Les forces loyales au numéro un libyen Mouammar Kadhafi ont mené des raids lundi à Ras Lanouf, poste avancé de la rébellion dans l’Est, la communauté internationale s’inquiétant de la violence des combats ayant fait 21 morts la veille à Misrata dans l’ouest.
L’ONU a chargé lundi l’ancien ministre jordanien des Affaires étrangères Abdel Ilah Khatib d’entreprendre des «consultations urgentes» avec le gouvernement libyen sur la crise humanitaire provoquée par les combats contre l’insurrection qui secoue le pays depuis trois semaines.
Plus isolé que jamais sur la scène internationale, le colonel Kadhafi a accusé la France d’«ingérence» dans les affaires intérieures libyennes après le soutien apporté par Paris au Conseil national mis en place par l’opposition à Benghazi pour préparer la transition.
Dans la matinée, deux raids aériens ont visé le port pétrolier stratégique de Ras Lanouf, pris vendredi par l’insurrection à 300 km au sud-ouest de Benghazi, où des combattants ont répliqué avec l’artillerie anti-aérienne, selon un journaliste de l’AFP.
À chaque passage de l’avion militaire, un feu nourri a éclaté de toutes les armes au sol, batteries antiaériennes, lance-grenades ou simples armes automatiques, sans parvenir à atteindre l’appareil.
Dès l’aube, des habitants avaient fui Ras Lanouf par crainte des combats qui avaient déjà chassé les insurgés de Ben Jawad, à une quarantaine de kilomètres plus à l’ouest.
Sur la route, un véhicule équipé de haut-parleurs crachait des instructions aux insurgés: «N’allez pas au front devant l’armée. Le pétrole est entre nos mains», vociférait la voix dans le haut-parleur, laissant entendre que le village de Ben Jawad, où les combats dimanche ont fait au moins 12 morts et plus de 50 blessés ne valait pas un tel sacrifice.
Lourd bilan
À Misrata, 3e ville du pays tenue par l’opposition à 150 km à l’est de Tripoli, les combats dimanche ont fait 21 morts, dont un petit garçon de 2 ans et demi, et plus de 90 blessés, selon un médecin précisant que l’immense majorité des victimes étaient des civils.

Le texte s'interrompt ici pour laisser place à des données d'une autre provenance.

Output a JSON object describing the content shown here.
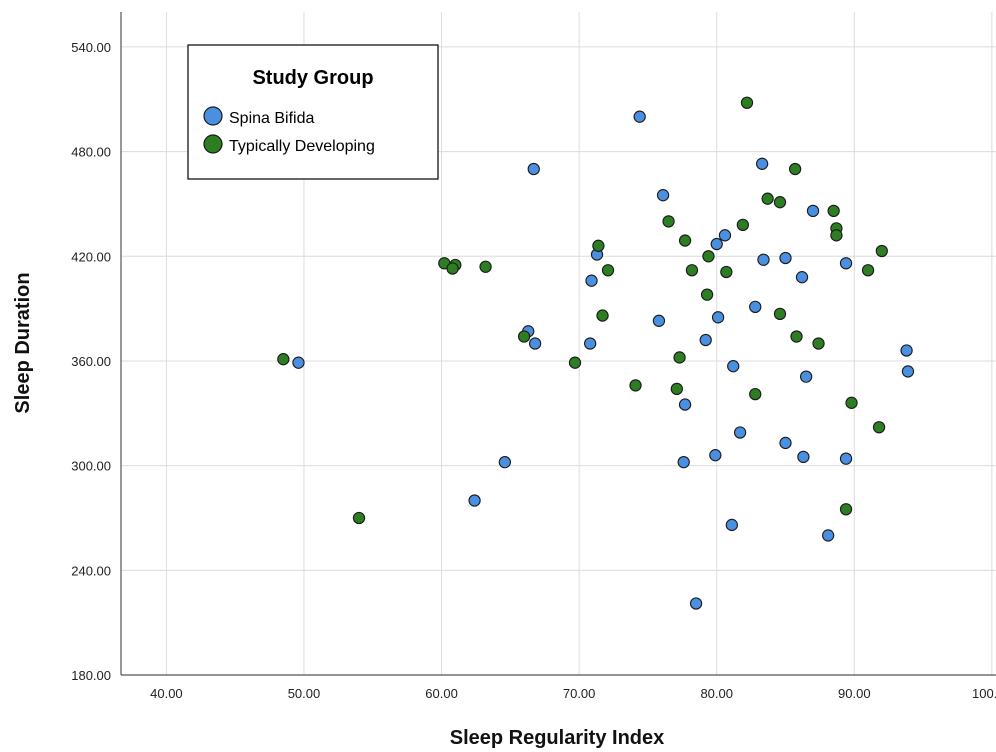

Les forces pro-Kadhafi ont attaqué la ville à l’arme lourde pendant toute la journée, a raconté le médecin. «Ils ont tiré sur des civils et des bâtiments. Les rebelles ont riposté et réussi à pousser les forces de Kadhafi hors de la ville», a-t-il ajouté.
L’ONU a demandé dimanche un accès d’urgence aux victimes «blessées et mourantes» de ces bombardements, et a lancé lundi un appel de fonds de 160 millions de dollars pour aider les victimes.

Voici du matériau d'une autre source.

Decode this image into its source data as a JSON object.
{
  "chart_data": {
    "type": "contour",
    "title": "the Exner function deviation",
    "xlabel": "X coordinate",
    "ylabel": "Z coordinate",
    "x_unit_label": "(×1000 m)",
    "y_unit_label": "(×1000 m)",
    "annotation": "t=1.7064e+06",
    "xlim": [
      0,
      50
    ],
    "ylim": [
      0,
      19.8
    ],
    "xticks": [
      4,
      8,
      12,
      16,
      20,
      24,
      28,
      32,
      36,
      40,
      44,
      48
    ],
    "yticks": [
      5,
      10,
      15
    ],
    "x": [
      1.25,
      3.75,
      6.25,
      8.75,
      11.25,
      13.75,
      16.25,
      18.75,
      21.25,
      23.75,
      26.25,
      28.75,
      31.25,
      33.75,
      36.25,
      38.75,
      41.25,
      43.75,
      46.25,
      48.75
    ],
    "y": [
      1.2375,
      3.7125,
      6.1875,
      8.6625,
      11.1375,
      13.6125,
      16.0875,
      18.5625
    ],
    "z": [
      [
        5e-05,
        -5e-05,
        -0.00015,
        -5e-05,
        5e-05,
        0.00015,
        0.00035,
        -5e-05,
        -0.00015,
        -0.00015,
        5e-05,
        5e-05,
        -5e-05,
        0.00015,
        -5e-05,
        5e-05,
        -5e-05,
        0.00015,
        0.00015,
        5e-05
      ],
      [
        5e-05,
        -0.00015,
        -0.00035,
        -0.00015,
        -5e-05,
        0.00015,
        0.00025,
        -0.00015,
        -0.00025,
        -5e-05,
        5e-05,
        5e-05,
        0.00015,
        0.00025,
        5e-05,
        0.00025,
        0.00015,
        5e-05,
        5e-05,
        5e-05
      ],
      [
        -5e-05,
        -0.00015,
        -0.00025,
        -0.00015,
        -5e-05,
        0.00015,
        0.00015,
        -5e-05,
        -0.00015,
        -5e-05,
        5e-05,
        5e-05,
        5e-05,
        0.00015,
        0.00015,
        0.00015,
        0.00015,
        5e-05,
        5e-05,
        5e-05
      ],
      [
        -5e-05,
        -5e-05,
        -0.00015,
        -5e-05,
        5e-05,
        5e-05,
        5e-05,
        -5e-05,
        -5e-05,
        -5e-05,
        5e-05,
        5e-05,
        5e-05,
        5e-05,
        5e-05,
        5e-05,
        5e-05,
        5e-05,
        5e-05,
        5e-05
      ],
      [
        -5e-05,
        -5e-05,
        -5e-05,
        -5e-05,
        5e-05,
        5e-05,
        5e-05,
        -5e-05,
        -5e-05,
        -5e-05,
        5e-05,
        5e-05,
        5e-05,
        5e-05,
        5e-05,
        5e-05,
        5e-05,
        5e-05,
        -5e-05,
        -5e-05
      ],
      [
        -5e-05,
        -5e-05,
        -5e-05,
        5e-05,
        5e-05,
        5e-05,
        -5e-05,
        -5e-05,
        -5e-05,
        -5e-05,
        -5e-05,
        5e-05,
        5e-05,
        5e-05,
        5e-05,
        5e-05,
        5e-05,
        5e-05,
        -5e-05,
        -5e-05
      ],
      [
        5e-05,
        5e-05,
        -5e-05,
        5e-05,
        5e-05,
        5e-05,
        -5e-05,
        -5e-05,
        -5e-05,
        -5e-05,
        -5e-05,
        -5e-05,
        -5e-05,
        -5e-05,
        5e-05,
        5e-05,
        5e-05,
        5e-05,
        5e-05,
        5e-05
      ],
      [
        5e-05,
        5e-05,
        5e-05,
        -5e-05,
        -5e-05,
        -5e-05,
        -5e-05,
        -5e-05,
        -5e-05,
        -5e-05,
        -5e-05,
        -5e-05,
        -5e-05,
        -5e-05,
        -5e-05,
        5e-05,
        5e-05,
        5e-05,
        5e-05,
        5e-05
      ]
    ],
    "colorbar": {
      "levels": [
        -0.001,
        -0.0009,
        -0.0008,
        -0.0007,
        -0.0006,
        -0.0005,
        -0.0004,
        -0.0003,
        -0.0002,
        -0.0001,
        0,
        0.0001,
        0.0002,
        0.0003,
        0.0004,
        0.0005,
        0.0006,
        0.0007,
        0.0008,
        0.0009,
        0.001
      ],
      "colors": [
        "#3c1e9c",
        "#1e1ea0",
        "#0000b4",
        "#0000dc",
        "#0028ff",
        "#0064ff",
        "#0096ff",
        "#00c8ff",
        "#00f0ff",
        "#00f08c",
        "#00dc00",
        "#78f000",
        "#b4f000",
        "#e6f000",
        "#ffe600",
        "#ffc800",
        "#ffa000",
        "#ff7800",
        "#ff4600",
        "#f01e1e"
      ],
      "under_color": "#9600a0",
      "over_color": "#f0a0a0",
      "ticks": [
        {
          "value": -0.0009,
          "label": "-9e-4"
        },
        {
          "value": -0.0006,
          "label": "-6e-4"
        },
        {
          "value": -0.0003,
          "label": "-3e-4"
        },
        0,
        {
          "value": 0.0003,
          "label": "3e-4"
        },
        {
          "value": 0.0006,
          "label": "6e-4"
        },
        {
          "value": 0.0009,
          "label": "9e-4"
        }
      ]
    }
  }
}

À Washington, la pression montait autour du président Barack Obama pour fournir une assistance militaire aux insurgés et neutraliser l’aviation libyenne, soit par une zone d’interdiction aérienne, soit par une destruction des pistes des aéroports.
Le secrétaire général de l’Otan, Anders Fogh Rasmussen, a estimé lundi que les attaques contre des civils en Libye pouvaient être considérées comme des crimes contre l’humanité et que la communauté internationale ne pourrait pas rester passive si elles se poursuivaient.
Il a cependant répété que l’Otan n’avait «pas l’intention d’intervenir» sans mandat de l’ONU.
L’Italie a annoncé avoir établi des contacts «discrets» avec le Conseil national de l’opposition. En revanche, une «équipe diplomatique britannique» venue établir des contacts à Benghazi a dû quitter le pays après avoir été arrêtée et détenue plusieurs jours par l’opposition, qui lui a reproché d’être entrée dans le pays «de manière non officielle et sans aucun accord préalable».
L’armée libyenne a tenté ces derniers jours de lancer une contre-offensive pour stopper la progression des insurgés. Mais l’insurrection, un mélange de jeunes sans expérience du combat et de militaires ralliés à l’opposition, a réussi à garder le contrôle de l’Est du pays, jusqu’à Ras Lanouf.
Un pont aérien international se poursuivait à Djerba (sud de la Tunisie) pour rapatrier des milliers de réfugiés égyptiens ayant fui la Libye. Plus de 191. 000 personnes ont fui à ce jour les violences et environ 10 000 personnes déplacées se dirigeaient vers la frontière égyptienne, selon l’ONU.
Les tensions en Libye, qui détient les plus importantes réserves de pétrole d’Afrique, ont continué de se répercuter sur les marchés. Les prix du pétrole grimpaient fortement lundi en cours d’échanges européens, et se hissaient à New York à un nouveau sommet depuis septembre 2008.